Encadrant(e)s: Meysam SHAMSI
Host laboratory: LIUM
place: Le Mans
Contact : Meysam.Shamsi(at)
Application: Send CV + cover letter to Meysam Shamsi before November 18, 2022.

Context and objectives:

The main objective of a text-to-speech (TTS) system and a speech conversion system is to synthesize or generate a high-quality speech signal. The quality of synthetic speech is usually evaluated subjectively by human listeners. This listening test is an effort to evaluate the degree of human-likeness (versus machine-likeness). One of the most popular evaluation methods is the Mean Opinion Score (MOS), which assigns a number, often between 1 and 5, to the quality of the speech signal.

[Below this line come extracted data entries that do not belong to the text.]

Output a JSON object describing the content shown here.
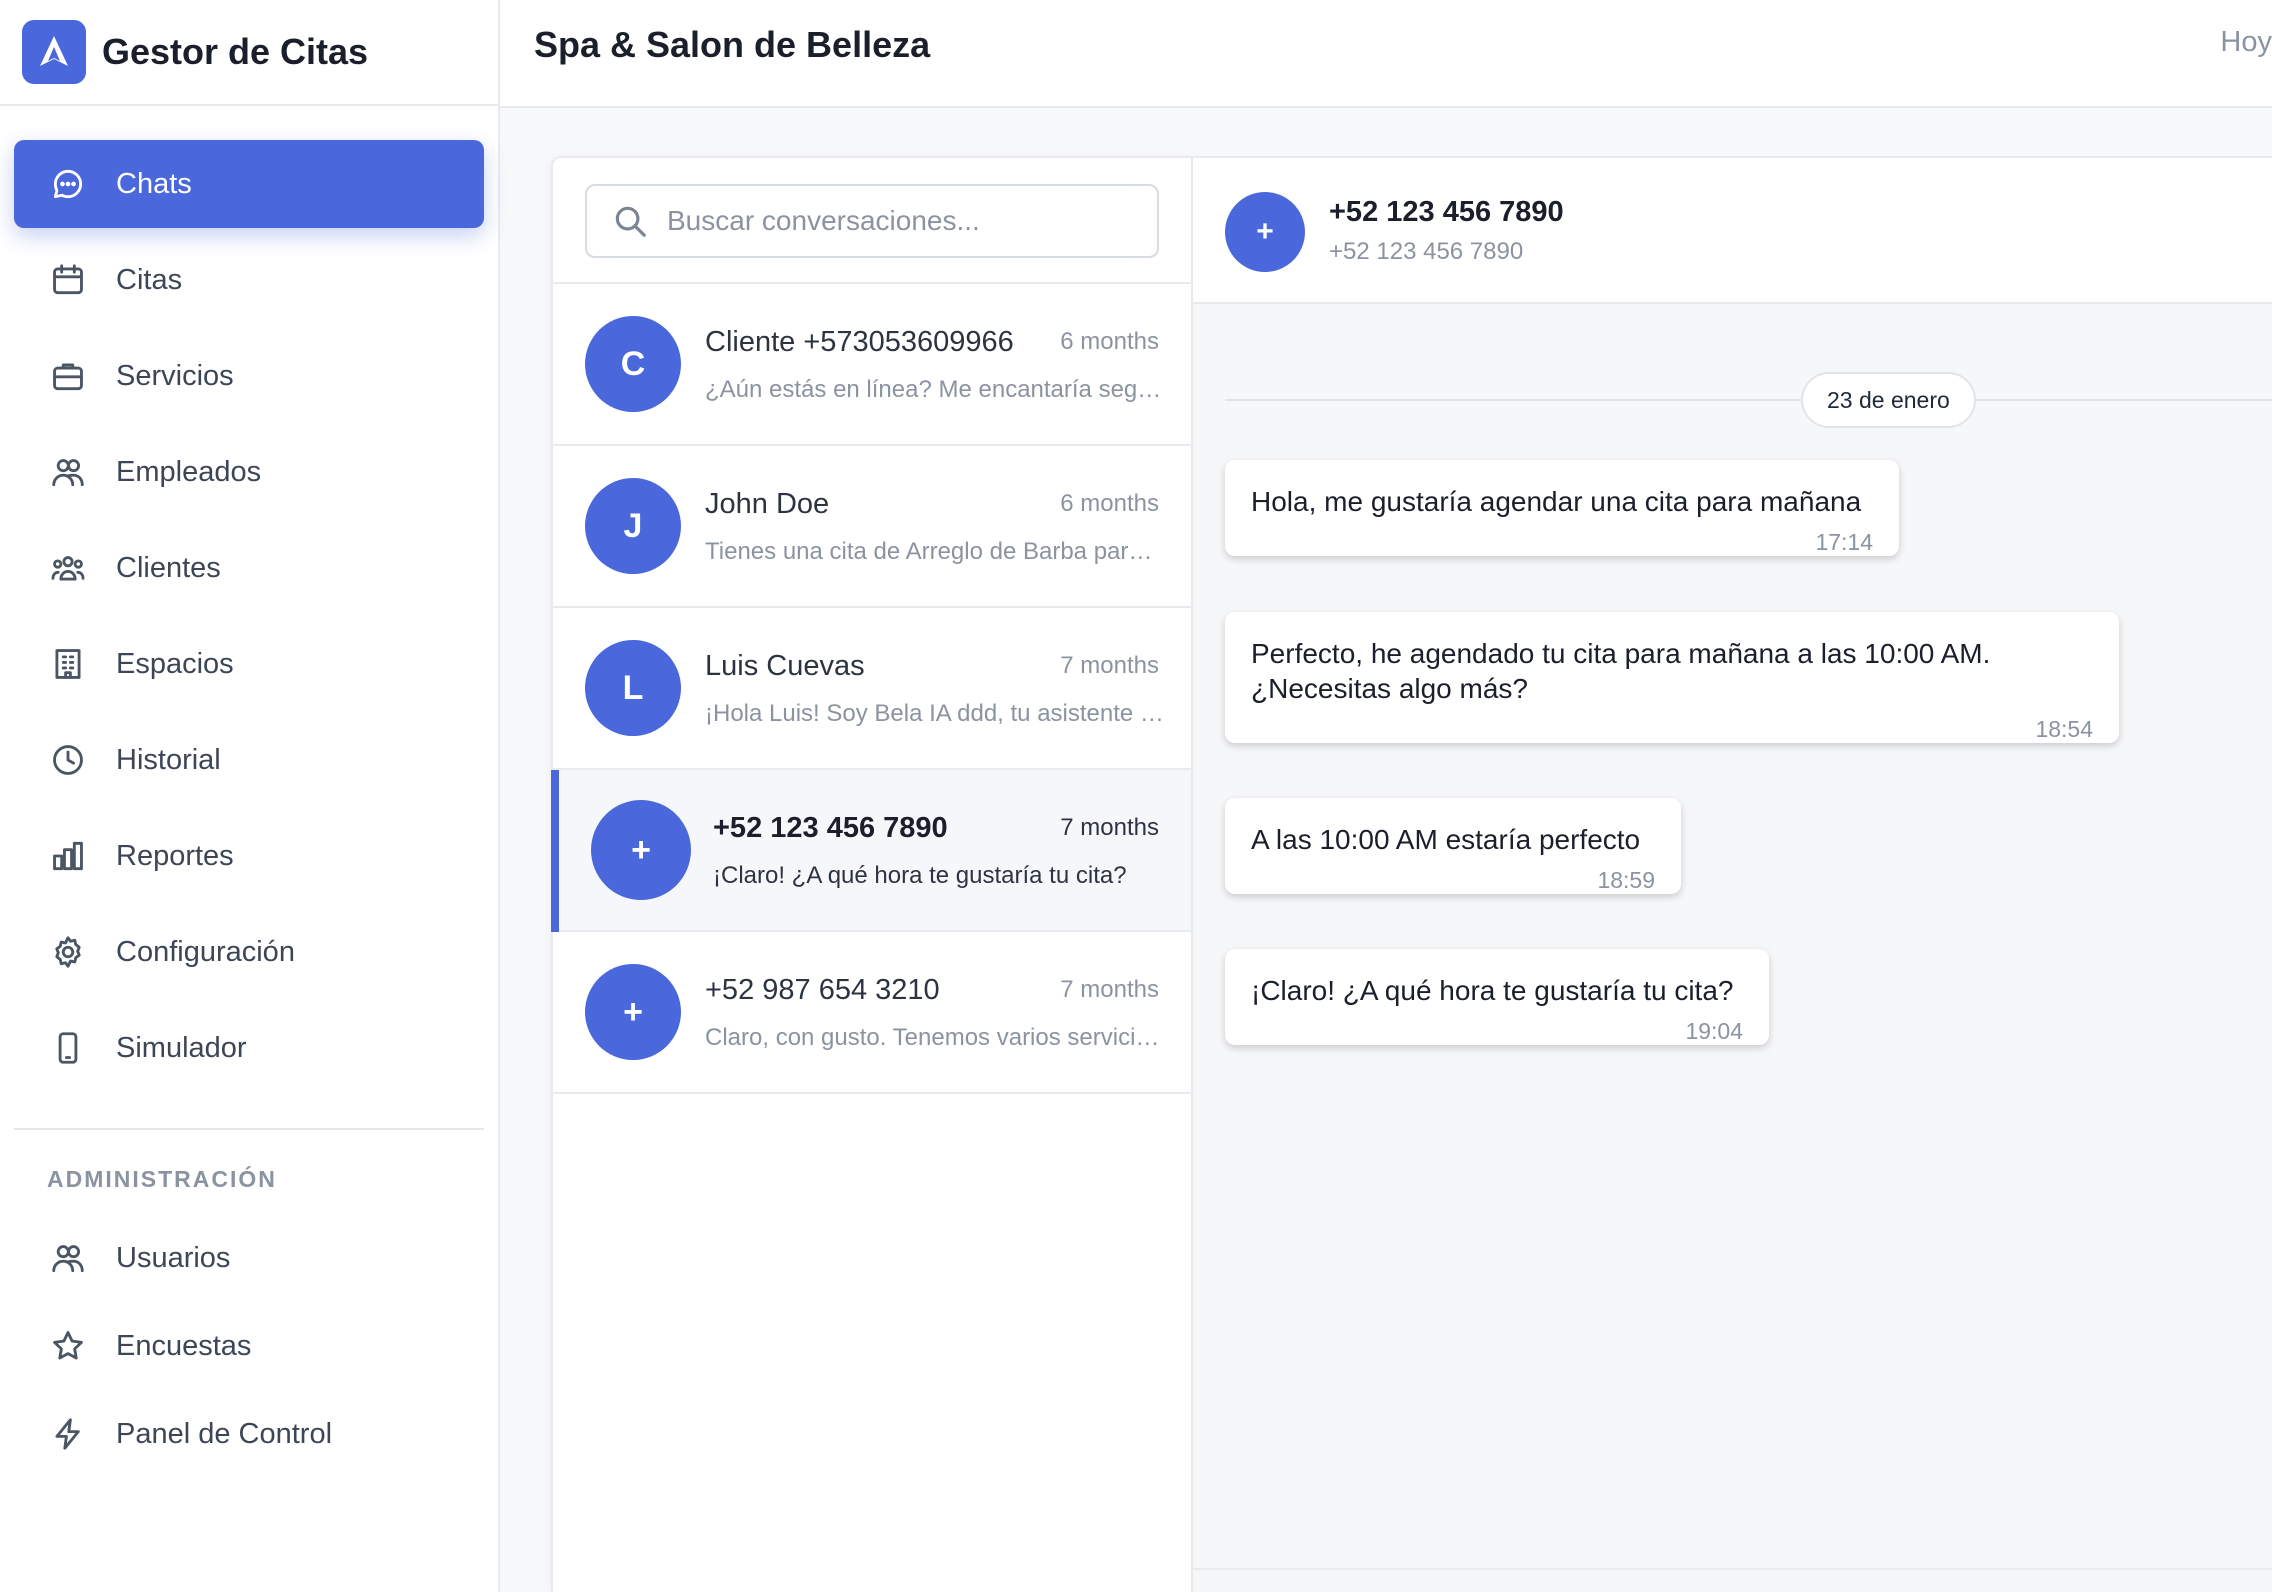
{
  "app": {
    "title": "Gestor de Citas"
  },
  "header": {
    "title": "Spa & Salon de Belleza",
    "right_text": "Hoy"
  },
  "sidebar": {
    "items": [
      {
        "label": "Chats",
        "icon": "chat-bubble-icon",
        "active": true
      },
      {
        "label": "Citas",
        "icon": "calendar-icon"
      },
      {
        "label": "Servicios",
        "icon": "briefcase-icon"
      },
      {
        "label": "Empleados",
        "icon": "users-icon"
      },
      {
        "label": "Clientes",
        "icon": "user-group-icon"
      },
      {
        "label": "Espacios",
        "icon": "building-icon"
      },
      {
        "label": "Historial",
        "icon": "clock-icon"
      },
      {
        "label": "Reportes",
        "icon": "bar-chart-icon"
      },
      {
        "label": "Configuración",
        "icon": "gear-icon"
      },
      {
        "label": "Simulador",
        "icon": "phone-icon"
      }
    ],
    "admin_title": "ADMINISTRACIÓN",
    "admin_items": [
      {
        "label": "Usuarios",
        "icon": "users-icon"
      },
      {
        "label": "Encuestas",
        "icon": "star-icon"
      },
      {
        "label": "Panel de Control",
        "icon": "lightning-icon"
      }
    ]
  },
  "search": {
    "placeholder": "Buscar conversaciones..."
  },
  "conversations": [
    {
      "initial": "C",
      "name": "Cliente +573053609966",
      "time": "6 months",
      "preview": "¿Aún estás en línea? Me encantaría seguir ayudándote"
    },
    {
      "initial": "J",
      "name": "John Doe",
      "time": "6 months",
      "preview": "Tienes una cita de Arreglo de Barba para mañana"
    },
    {
      "initial": "L",
      "name": "Luis Cuevas",
      "time": "7 months",
      "preview": "¡Hola Luis! Soy Bela IA ddd, tu asistente virtual"
    },
    {
      "initial": "+",
      "name": "+52 123 456 7890",
      "time": "7 months",
      "preview": "¡Claro! ¿A qué hora te gustaría tu cita?",
      "active": true
    },
    {
      "initial": "+",
      "name": "+52 987 654 3210",
      "time": "7 months",
      "preview": "Claro, con gusto. Tenemos varios servicios disponibles"
    }
  ],
  "chat": {
    "avatar": "+",
    "name": "+52 123 456 7890",
    "subtitle": "+52 123 456 7890",
    "date_label": "23 de enero",
    "messages": [
      {
        "text": "Hola, me gustaría agendar una cita para mañana",
        "time": "17:14"
      },
      {
        "text": "Perfecto, he agendado tu cita para mañana a las 10:00 AM. ¿Necesitas algo más?",
        "time": "18:54"
      },
      {
        "text": "A las 10:00 AM estaría perfecto",
        "time": "18:59"
      },
      {
        "text": "¡Claro! ¿A qué hora te gustaría tu cita?",
        "time": "19:04"
      }
    ]
  },
  "colors": {
    "accent": "#4a67dc"
  }
}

This subjective evaluation by a human is expensive and time consuming, but it is also very subjective and can yield different results depending on the number of evaluators. Recently, thanks to advances in neural networks, researchers have become interested in evaluating the synthetic speech signal using an automatic measure.

The VoiceMOS Challenge [1] was one of the steps towards automating speech quality evaluation. They collected human evaluation of synthetic signals from previous Blizzard Challenge [2] and Voice Conversion Challenge [3] and provided a basic model [4,5] for automatic synthetic speech quality evaluation.

In addition to the study of out-of-domain evaluation [1] which aims to adapt a model to other domains such as synthetic speech in a new language, the evolution of TTS systems is changing the problem of quality evaluation. The improvement in the quality of synthetic speech over the last decade is considerable [6]. This means that the problem of synthetic signal quality evaluation today is different from that of the past. For example, while in the past the priority of speech synthesis was intelligibility, today the focus is more on the expressiveness of synthetic speech. The goal of this course is to investigate the appropriateness of lifelong learning [7] or continuous learning for the automatic evaluation of synthetic speech. In a continuous learning approach, the model should be able to adapt to new data by taking samples in chronological order. The internship will focus on developing a model capable of training using the date of the systems in the provided dataset.

The main application of this system is to reduce the cost of human listeners for the evaluation of the quality of synthetic systems and to have an evaluation metric that is adaptable in time. Moreover, the result of this work can be ultimately used to improve the quality of the TTS or speech conversion system


Applicant profile : Candidate motivated by artificial intelligence, enrolled in a Master’s degree in Computer Science or related fields

[1]. Huang, W.C., Cooper, E., Tsao, Y., Wang, H.-M., Toda, T., Yamagishi, J. “The VoiceMOS Challenge 2022.” Proc. Interspeech 2022, 2022, pp. 4536-4540
[2]. Z. Wu, Z. Xie, and S. King, “The Blizzard Challenge 2019,” 2019.
[3]. Z. Yi, W.-C. Huang, X. Tian, J. Yamagishi, R. K. Das, T. Kinnunen, Z. Ling, and T. Toda, “Voice Conversion Challenge 2020 — intra-lingual semi-parallel and cross-lingual voice conversion —,” in Proc. Joint Workshop for the Blizzard Challenge and Voice Conversion Challenge 2020, 2020, pp. 80–98.
[4]. Cooper, E., Huang, W. C., Toda, T., & Yamagishi, J., Generalization ability of MOS prediction networks. In ICASSP 2022 IEEE International Conference on Acoustics, Speech and Signal Processing (ICASSP) , 2022, pp. 8442-8446.
[6]. Cooper, Erica, and Junichi Yamagishi. “How do voices from past speech synthesis challenges compare today?.” arXiv preprint arXiv:2105.02373 (2021).
[7]. Chen, Z. and Liu, B, Lifelong machine learning. Synthesis Lectures on Artificial Intelligence and Machine Learning, 12(3), 2018, pp.1-207.